APM

>Agent Skill

@drshailesh88/statistical-analysis

skilldata

Rigorous statistical analysis guidance for interpreting and reporting research findings in cardiology content.

data
apm::install
$apm install @drshailesh88/statistical-analysis
apm::skill.md
# Statistical Analysis

Rigorous statistical analysis guidance for interpreting and reporting research findings in cardiology content.

## Triggers

- User needs to interpret trial statistics
- User is reporting study results
- User asks about statistical significance vs clinical significance
- User needs help with effect sizes, confidence intervals, or p-values
- User is evaluating the strength of evidence

## Core Concepts

### Test Selection Decision Tree

**Comparing Two Groups**:
- Continuous outcome, normal: Independent t-test
- Continuous outcome, non-normal: Mann-Whitney U
- Categorical outcome: Chi-square or Fisher's exact

**Comparing 3+ Groups**:
- Continuous, normal: ANOVA with post-hoc
- Continuous, non-normal: Kruskal-Wallis
- Categorical: Chi-square

**Relationships**:
- Two continuous: Pearson (normal) or Spearman (non-normal)
- Predict continuous: Linear regression
- Predict binary: Logistic regression
- Time-to-event: Cox proportional hazards

### Effect Sizes (Always Report!)

| Measure | Use Case | Interpretation |
|---------|----------|----------------|
| Cohen's d | Mean differences | 0.2 small, 0.5 medium, 0.8 large |
| Hazard Ratio | Survival analysis | <1 protective, >1 harmful |
| Odds Ratio | Case-control | ~RR when outcome rare |
| Risk Ratio | Cohort studies | Direct probability comparison |
| NNT/NNH | Clinical utility | Number needed to treat/harm |
| Absolute Risk Reduction | Clinical impact | ARR = Control rate - Treatment rate |

### Confidence Intervals

**Critical**: Always report 95% CIs alongside point estimates.
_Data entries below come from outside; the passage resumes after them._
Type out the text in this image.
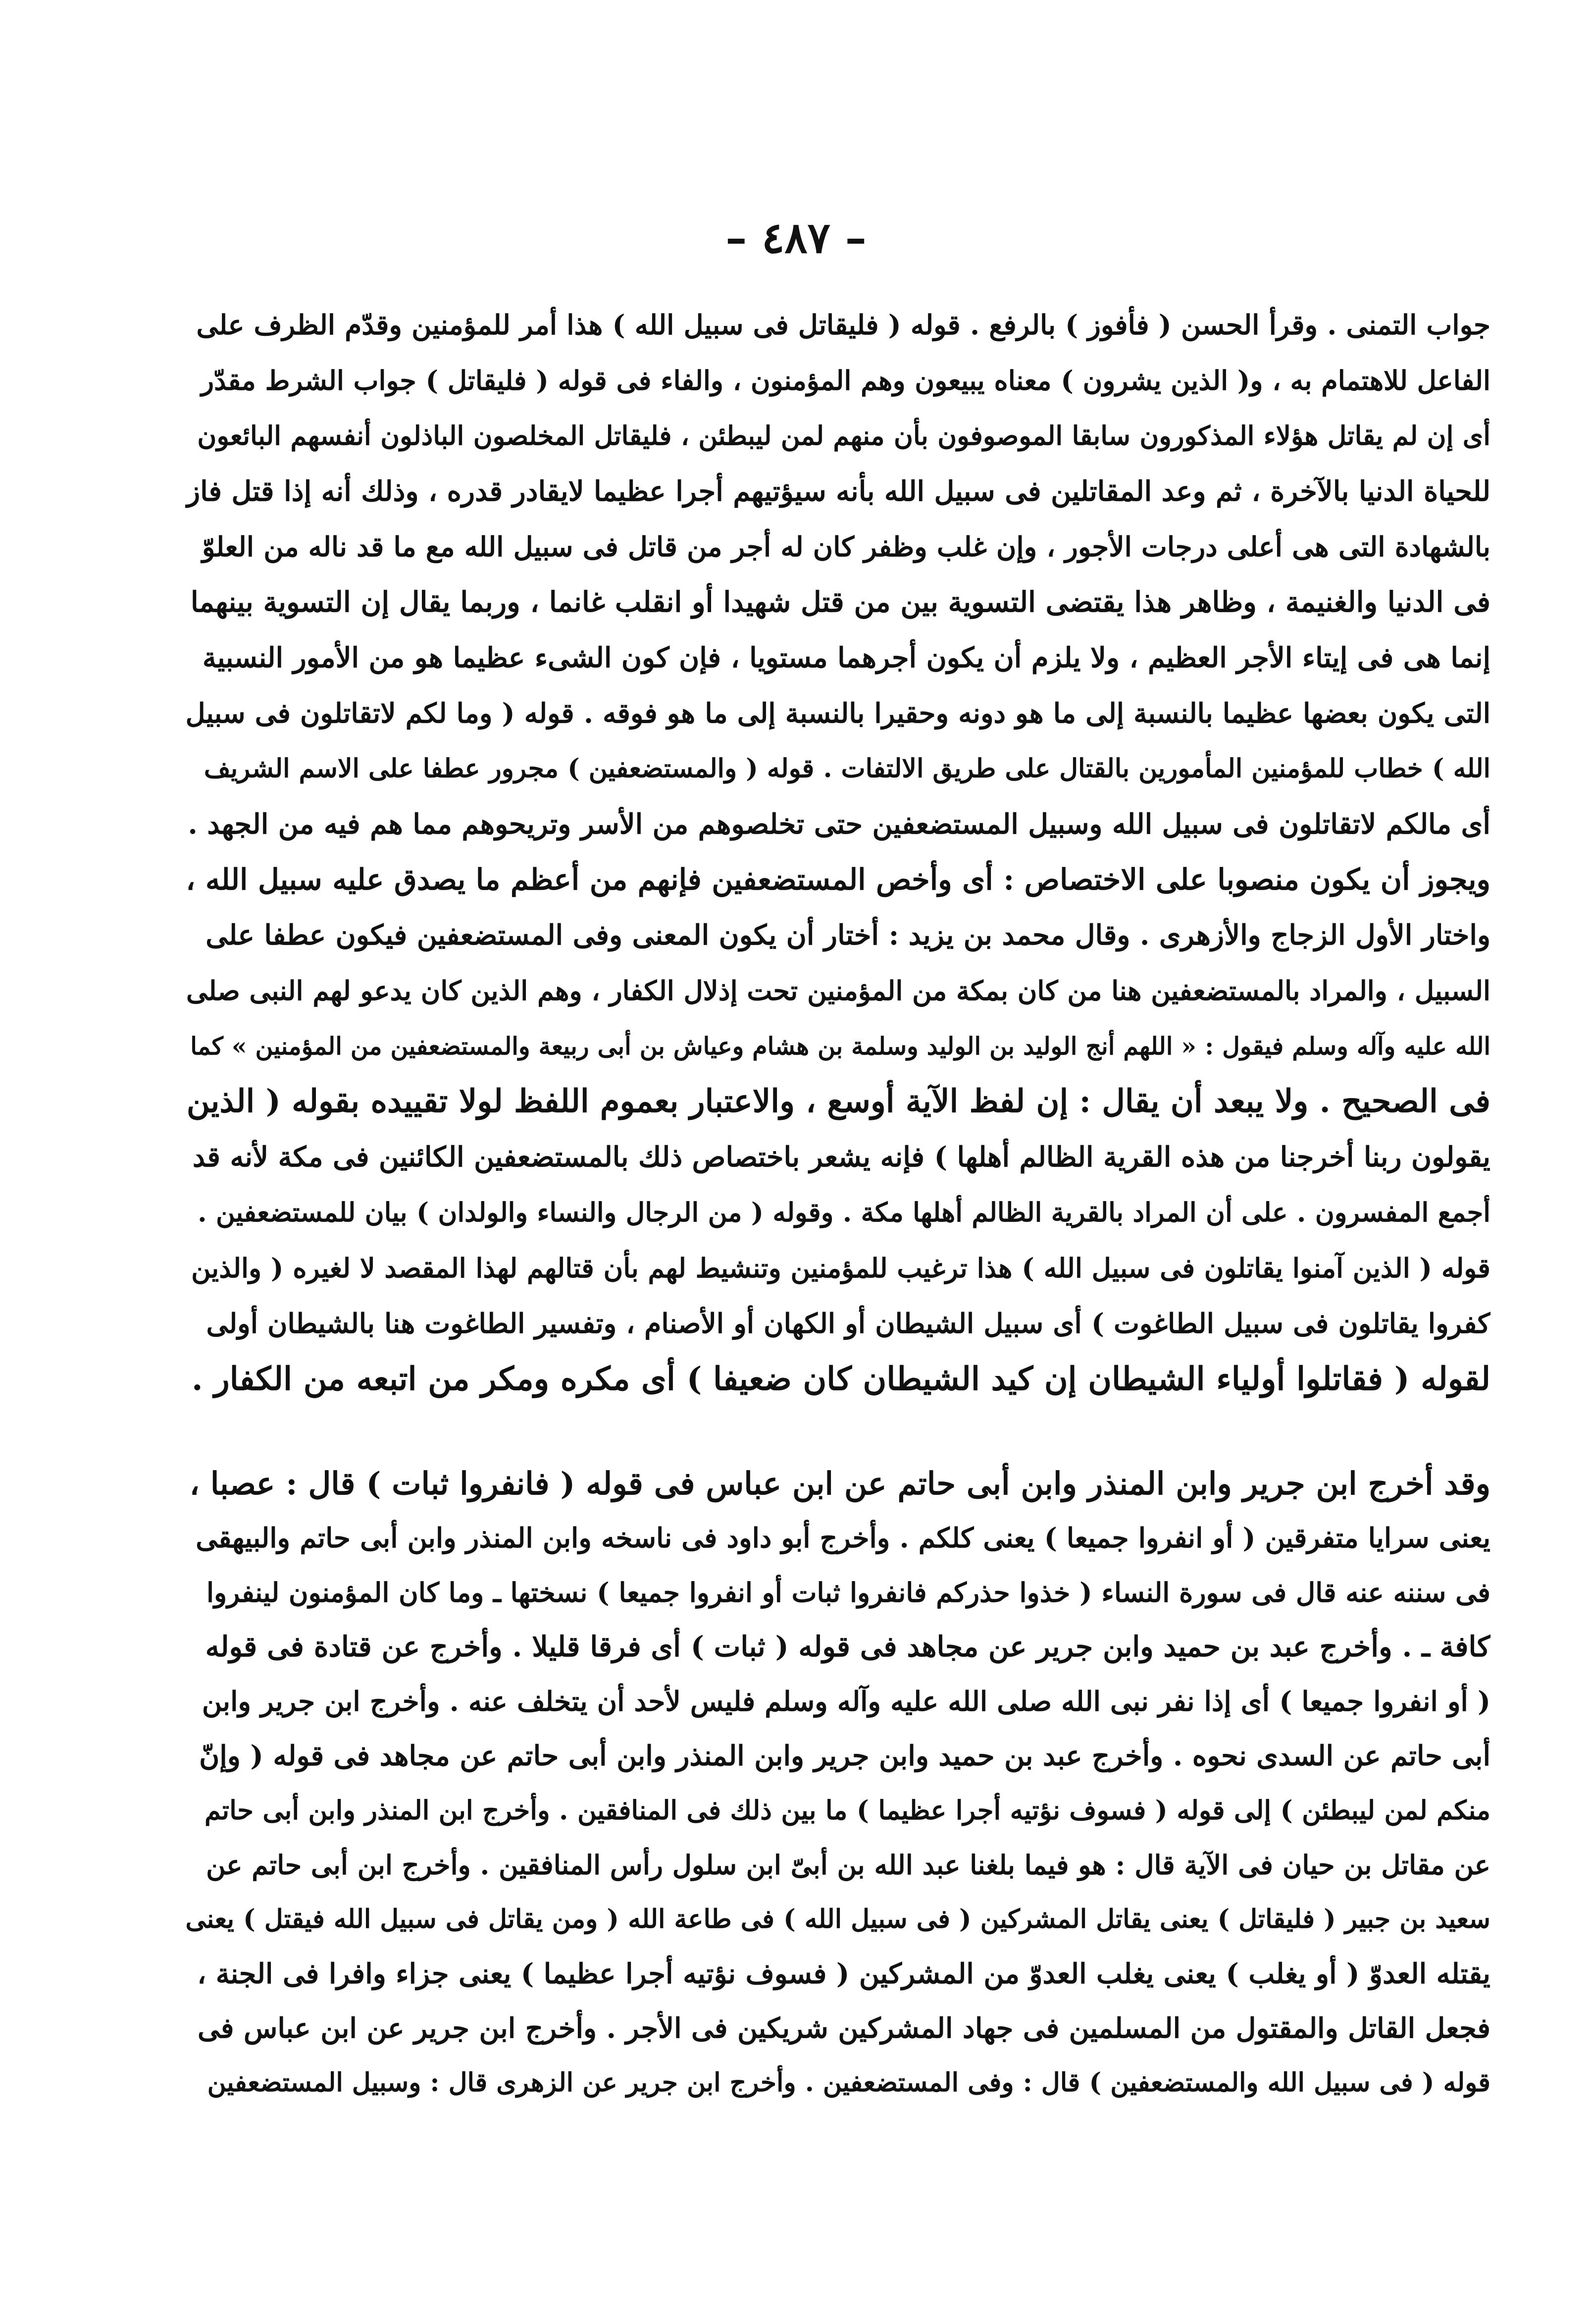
– ٤٨٧ –
جواب التمنى . وقرأ الحسن ( فأفوز ) بالرفع . قوله ( فليقاتل فى سبيل الله ) هذا أمر للمؤمنين وقدّم الظرف على
الفاعل للاهتمام به ، و( الذين يشرون ) معناه يبيعون وهم المؤمنون ، والفاء فى قوله ( فليقاتل ) جواب الشرط مقدّر
أى إن لم يقاتل هؤلاء المذكورون سابقا الموصوفون بأن منهم لمن ليبطئن ، فليقاتل المخلصون الباذلون أنفسهم البائعون
للحياة الدنيا بالآخرة ، ثم وعد المقاتلين فى سبيل الله بأنه سيؤتيهم أجرا عظيما لايقادر قدره ، وذلك أنه إذا قتل فاز
بالشهادة التى هى أعلى درجات الأجور ، وإن غلب وظفر كان له أجر من قاتل فى سبيل الله مع ما قد ناله من العلوّ
فى الدنيا والغنيمة ، وظاهر هذا يقتضى التسوية بين من قتل شهيدا أو انقلب غانما ، وربما يقال إن التسوية بينهما
إنما هى فى إيتاء الأجر العظيم ، ولا يلزم أن يكون أجرهما مستويا ، فإن كون الشىء عظيما هو من الأمور النسبية
التى يكون بعضها عظيما بالنسبة إلى ما هو دونه وحقيرا بالنسبة إلى ما هو فوقه . قوله ( وما لكم لاتقاتلون فى سبيل
الله ) خطاب للمؤمنين المأمورين بالقتال على طريق الالتفات . قوله ( والمستضعفين ) مجرور عطفا على الاسم الشريف
أى مالكم لاتقاتلون فى سبيل الله وسبيل المستضعفين حتى تخلصوهم من الأسر وتريحوهم مما هم فيه من الجهد .
ويجوز أن يكون منصوبا على الاختصاص : أى وأخص المستضعفين فإنهم من أعظم ما يصدق عليه سبيل الله ،
واختار الأول الزجاج والأزهرى . وقال محمد بن يزيد : أختار أن يكون المعنى وفى المستضعفين فيكون عطفا على
السبيل ، والمراد بالمستضعفين هنا من كان بمكة من المؤمنين تحت إذلال الكفار ، وهم الذين كان يدعو لهم النبى صلى
الله عليه وآله وسلم فيقول : « اللهم أنج الوليد بن الوليد وسلمة بن هشام وعياش بن أبى ربيعة والمستضعفين من المؤمنين » كما
فى الصحيح . ولا يبعد أن يقال : إن لفظ الآية أوسع ، والاعتبار بعموم اللفظ لولا تقييده بقوله ( الذين
يقولون ربنا أخرجنا من هذه القرية الظالم أهلها ) فإنه يشعر باختصاص ذلك بالمستضعفين الكائنين فى مكة لأنه قد
أجمع المفسرون . على أن المراد بالقرية الظالم أهلها مكة . وقوله ( من الرجال والنساء والولدان ) بيان للمستضعفين .
قوله ( الذين آمنوا يقاتلون فى سبيل الله ) هذا ترغيب للمؤمنين وتنشيط لهم بأن قتالهم لهذا المقصد لا لغيره ( والذين
كفروا يقاتلون فى سبيل الطاغوت ) أى سبيل الشيطان أو الكهان أو الأصنام ، وتفسير الطاغوت هنا بالشيطان أولى
لقوله ( فقاتلوا أولياء الشيطان إن كيد الشيطان كان ضعيفا ) أى مكره ومكر من اتبعه من الكفار .
وقد أخرج ابن جرير وابن المنذر وابن أبى حاتم عن ابن عباس فى قوله ( فانفروا ثبات ) قال : عصبا ،
يعنى سرايا متفرقين ( أو انفروا جميعا ) يعنى كلكم . وأخرج أبو داود فى ناسخه وابن المنذر وابن أبى حاتم والبيهقى
فى سننه عنه قال فى سورة النساء ( خذوا حذركم فانفروا ثبات أو انفروا جميعا ) نسختها ـ وما كان المؤمنون لينفروا
كافة ـ . وأخرج عبد بن حميد وابن جرير عن مجاهد فى قوله ( ثبات ) أى فرقا قليلا . وأخرج عن قتادة فى قوله
( أو انفروا جميعا ) أى إذا نفر نبى الله صلى الله عليه وآله وسلم فليس لأحد أن يتخلف عنه . وأخرج ابن جرير وابن
أبى حاتم عن السدى نحوه . وأخرج عبد بن حميد وابن جرير وابن المنذر وابن أبى حاتم عن مجاهد فى قوله ( وإنّ
منكم لمن ليبطئن ) إلى قوله ( فسوف نؤتيه أجرا عظيما ) ما بين ذلك فى المنافقين . وأخرج ابن المنذر وابن أبى حاتم
عن مقاتل بن حيان فى الآية قال : هو فيما بلغنا عبد الله بن أبىّ ابن سلول رأس المنافقين . وأخرج ابن أبى حاتم عن
سعيد بن جبير ( فليقاتل ) يعنى يقاتل المشركين ( فى سبيل الله ) فى طاعة الله ( ومن يقاتل فى سبيل الله فيقتل ) يعنى
يقتله العدوّ ( أو يغلب ) يعنى يغلب العدوّ من المشركين ( فسوف نؤتيه أجرا عظيما ) يعنى جزاء وافرا فى الجنة ،
فجعل القاتل والمقتول من المسلمين فى جهاد المشركين شريكين فى الأجر . وأخرج ابن جرير عن ابن عباس فى
قوله ( فى سبيل الله والمستضعفين ) قال : وفى المستضعفين . وأخرج ابن جرير عن الزهرى قال : وسبيل المستضعفين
- CI crossing 1.0 (for ratios) = not statistically significant
- CI width indicates precision
- Narrow CI = more precise estimate
- Wide CI = less precise, often underpowered

### P-values: What They Are and Aren't

**P-value IS**: Probability of observing data this extreme if null hypothesis true

**P-value IS NOT**:
- Probability hypothesis is true/false
- Measure of effect size
- Indicator of clinical importance

**Reporting**: p < 0.05 is arbitrary; report exact values (p = 0.03, not p < 0.05)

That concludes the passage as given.